Another important tool for the employed is RRSP contributions. To reduce taxes for the 2023 tax year, you can make contributions up to and including March 1st, 2024. Much like the TFSA, contributions to the RRSP grow tax-free, but carry the added benefit of also reducing your taxable income today, thus, reducing your overall tax bill. This is particularly important for those with taxable incomes above $100,000 in 2023 as your marginal tax bracket is then a hefty 43% on every extra dollar earned. If you have not yet maximized your contributions for 2023, there is still time. Your maximum RRSP room for the year can be found on your last notice of assessment (NOA) from CRA. We are also happy to help you calculate any remaining room if you have already made contributions to your RRSP/TFSA in 2023 but would like to maximize your unfulfilled room.
There is also a new government-sponsored First Home Savings Account (FHSA) plan in place for Canadians to take advantage of. This new plan is available to those qualifying as first-time home buyers which is defined as those not having owned a principal residence within the last four calendar years.

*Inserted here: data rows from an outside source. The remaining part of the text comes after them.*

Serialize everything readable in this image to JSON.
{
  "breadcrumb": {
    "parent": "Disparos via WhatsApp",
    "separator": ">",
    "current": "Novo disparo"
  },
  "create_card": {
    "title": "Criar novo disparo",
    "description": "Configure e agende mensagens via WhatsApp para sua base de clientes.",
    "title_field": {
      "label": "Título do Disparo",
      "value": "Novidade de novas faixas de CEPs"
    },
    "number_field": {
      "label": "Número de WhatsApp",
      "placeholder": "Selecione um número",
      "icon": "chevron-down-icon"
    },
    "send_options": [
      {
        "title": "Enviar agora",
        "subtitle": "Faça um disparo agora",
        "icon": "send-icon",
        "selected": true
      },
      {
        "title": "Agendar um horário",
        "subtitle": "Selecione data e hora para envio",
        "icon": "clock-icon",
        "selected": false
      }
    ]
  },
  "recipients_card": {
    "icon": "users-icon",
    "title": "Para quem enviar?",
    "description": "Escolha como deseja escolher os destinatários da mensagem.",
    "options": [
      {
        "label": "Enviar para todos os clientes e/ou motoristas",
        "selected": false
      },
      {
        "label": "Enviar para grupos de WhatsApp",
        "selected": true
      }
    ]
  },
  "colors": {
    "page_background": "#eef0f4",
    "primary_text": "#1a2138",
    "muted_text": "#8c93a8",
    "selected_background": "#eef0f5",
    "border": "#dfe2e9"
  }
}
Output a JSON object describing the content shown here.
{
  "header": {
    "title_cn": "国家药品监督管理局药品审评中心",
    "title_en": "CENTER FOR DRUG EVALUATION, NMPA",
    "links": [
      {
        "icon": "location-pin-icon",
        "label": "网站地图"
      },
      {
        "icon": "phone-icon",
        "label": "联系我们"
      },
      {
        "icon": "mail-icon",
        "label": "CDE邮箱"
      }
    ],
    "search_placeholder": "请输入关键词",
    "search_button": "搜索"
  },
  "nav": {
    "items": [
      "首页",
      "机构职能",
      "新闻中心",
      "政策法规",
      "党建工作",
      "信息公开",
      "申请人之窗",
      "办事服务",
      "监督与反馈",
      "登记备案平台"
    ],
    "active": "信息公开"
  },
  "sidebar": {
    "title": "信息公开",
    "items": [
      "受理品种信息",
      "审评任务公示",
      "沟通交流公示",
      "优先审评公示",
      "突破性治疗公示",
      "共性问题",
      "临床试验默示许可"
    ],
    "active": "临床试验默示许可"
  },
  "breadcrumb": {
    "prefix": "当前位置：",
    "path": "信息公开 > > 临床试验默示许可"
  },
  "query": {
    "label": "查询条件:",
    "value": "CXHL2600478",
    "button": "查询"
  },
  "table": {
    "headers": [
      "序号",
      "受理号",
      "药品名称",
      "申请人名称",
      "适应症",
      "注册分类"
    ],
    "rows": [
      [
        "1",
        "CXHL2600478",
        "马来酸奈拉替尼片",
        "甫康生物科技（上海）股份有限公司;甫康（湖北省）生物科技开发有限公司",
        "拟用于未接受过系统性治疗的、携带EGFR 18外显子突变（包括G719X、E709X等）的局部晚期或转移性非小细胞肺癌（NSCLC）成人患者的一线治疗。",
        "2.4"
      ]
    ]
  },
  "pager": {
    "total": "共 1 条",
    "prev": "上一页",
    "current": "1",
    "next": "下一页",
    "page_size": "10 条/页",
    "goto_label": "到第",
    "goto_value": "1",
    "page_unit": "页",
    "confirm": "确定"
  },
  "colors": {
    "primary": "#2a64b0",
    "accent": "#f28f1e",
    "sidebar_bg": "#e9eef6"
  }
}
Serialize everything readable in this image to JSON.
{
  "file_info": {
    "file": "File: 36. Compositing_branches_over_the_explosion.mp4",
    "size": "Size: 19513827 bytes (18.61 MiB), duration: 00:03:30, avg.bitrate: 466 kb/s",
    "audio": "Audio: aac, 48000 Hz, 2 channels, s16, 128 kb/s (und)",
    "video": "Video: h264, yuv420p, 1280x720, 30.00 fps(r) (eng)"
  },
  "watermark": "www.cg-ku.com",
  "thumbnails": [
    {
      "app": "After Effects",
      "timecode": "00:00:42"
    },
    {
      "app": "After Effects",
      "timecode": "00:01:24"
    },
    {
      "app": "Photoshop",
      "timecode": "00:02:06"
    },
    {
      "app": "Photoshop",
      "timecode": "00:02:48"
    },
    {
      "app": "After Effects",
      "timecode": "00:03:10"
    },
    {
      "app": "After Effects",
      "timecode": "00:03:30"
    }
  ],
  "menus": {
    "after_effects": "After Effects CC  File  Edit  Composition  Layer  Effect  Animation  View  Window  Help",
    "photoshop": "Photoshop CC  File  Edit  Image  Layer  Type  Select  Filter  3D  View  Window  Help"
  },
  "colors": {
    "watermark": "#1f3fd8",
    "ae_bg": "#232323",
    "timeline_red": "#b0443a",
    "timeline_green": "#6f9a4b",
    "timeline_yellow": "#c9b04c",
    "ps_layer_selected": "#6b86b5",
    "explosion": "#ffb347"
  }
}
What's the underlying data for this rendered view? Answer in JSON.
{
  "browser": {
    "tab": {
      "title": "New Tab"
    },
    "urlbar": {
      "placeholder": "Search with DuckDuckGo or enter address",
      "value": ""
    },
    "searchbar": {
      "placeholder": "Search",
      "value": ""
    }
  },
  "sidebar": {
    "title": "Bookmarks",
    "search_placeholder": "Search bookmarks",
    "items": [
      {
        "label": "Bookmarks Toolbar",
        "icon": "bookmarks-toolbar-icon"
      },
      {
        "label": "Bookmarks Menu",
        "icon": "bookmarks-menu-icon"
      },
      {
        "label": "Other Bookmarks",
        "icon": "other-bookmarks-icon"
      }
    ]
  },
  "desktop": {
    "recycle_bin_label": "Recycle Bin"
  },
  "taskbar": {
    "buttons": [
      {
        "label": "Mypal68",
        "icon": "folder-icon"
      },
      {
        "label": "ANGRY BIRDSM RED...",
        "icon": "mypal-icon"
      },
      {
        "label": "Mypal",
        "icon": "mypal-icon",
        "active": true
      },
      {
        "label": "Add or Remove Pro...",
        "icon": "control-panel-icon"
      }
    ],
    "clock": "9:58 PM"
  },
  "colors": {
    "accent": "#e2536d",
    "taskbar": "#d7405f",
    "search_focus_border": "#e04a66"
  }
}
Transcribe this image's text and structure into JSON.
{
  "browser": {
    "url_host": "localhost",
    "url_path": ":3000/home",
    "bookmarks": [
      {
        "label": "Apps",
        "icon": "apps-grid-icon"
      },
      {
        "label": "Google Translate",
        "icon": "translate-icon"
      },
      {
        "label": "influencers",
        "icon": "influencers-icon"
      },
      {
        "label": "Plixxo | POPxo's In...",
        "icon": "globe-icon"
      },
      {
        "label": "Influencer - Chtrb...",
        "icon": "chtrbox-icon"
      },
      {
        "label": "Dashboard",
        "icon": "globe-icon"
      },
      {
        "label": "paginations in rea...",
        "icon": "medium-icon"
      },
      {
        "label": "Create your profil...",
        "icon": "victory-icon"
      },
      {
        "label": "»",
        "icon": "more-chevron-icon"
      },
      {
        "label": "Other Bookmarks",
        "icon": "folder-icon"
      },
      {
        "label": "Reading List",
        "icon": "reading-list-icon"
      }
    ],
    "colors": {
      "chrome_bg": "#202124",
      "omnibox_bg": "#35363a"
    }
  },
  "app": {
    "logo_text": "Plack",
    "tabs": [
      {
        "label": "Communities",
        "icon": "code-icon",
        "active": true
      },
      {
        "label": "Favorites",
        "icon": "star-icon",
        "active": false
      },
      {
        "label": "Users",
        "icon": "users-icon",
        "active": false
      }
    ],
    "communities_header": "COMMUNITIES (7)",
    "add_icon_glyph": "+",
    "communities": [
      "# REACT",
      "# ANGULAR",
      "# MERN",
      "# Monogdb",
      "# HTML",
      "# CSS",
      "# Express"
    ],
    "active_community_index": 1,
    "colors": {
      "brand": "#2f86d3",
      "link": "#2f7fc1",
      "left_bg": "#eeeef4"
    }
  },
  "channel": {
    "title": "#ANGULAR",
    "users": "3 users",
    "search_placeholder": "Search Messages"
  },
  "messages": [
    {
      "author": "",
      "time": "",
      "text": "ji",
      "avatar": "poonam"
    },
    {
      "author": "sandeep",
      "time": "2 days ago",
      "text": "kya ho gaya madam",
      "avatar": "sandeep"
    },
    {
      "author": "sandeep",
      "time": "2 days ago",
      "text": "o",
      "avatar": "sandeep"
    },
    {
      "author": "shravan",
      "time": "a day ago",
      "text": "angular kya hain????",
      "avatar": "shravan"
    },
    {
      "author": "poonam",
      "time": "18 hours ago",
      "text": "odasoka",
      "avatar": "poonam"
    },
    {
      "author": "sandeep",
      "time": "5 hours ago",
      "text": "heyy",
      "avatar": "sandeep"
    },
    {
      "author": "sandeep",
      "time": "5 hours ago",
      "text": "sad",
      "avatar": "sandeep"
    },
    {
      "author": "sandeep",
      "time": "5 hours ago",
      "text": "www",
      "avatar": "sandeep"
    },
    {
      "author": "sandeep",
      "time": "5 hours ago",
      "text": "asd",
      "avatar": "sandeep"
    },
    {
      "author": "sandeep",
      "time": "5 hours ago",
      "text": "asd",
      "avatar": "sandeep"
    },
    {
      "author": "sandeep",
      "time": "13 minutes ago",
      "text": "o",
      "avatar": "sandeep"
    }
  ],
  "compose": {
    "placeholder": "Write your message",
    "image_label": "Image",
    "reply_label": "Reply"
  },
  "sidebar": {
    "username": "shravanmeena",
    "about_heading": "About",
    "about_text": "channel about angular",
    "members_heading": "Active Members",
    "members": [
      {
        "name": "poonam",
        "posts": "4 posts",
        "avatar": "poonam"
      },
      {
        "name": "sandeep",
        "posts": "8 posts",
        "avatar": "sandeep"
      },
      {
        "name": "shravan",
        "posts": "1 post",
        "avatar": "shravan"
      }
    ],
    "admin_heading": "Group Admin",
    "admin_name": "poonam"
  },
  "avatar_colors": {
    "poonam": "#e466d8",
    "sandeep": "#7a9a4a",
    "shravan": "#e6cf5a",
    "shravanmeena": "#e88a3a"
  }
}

Those eligible will be able to save up to a maximum of $8,000 in 2024 with contributions also being tax deductible just like a RRSP. This contribution room is above and beyond your RRSP room and as such your available RRSP room is not downwardly impacted by FHSA contributions, and further to this, contributions can be invested and grow tax-free as withdrawals are non-taxable. With the rising cost of housing, those eligible for this plan can shelter and grow their savings for a future home purchase.
There are other options for reducing your taxes and increasing your income through tax shelters, tax-efficient non-registered investments, as well as prudent financial planning. As we enter a new year, I and the team at Prittie Private Wealth are happy to provide guidance on all the above. By utilizing the tax advantages of the available strategies, you can save on taxes now while building wealth for your future tough economic times shall pass, but the long-term future is bright. Recall that when economic times are tough and stock markets are under pressure, history has proven time and time again that this is an excellent time to invest in quality businesses at discounted prices. This and proper financial planning are the foundation for wealth.
I look forward to working with all of you to build and preserve prosperous financial futures in 2024 and beyond. While Michael is retiring on December 31st, he has proven an excellent mentor and with me having the same qualifications and certifications, you are in excellent hands. As was the case with Michael, I also have the continued support of the same robust team of experienced professionals to assist me in providing added value in all the areas we specialize in.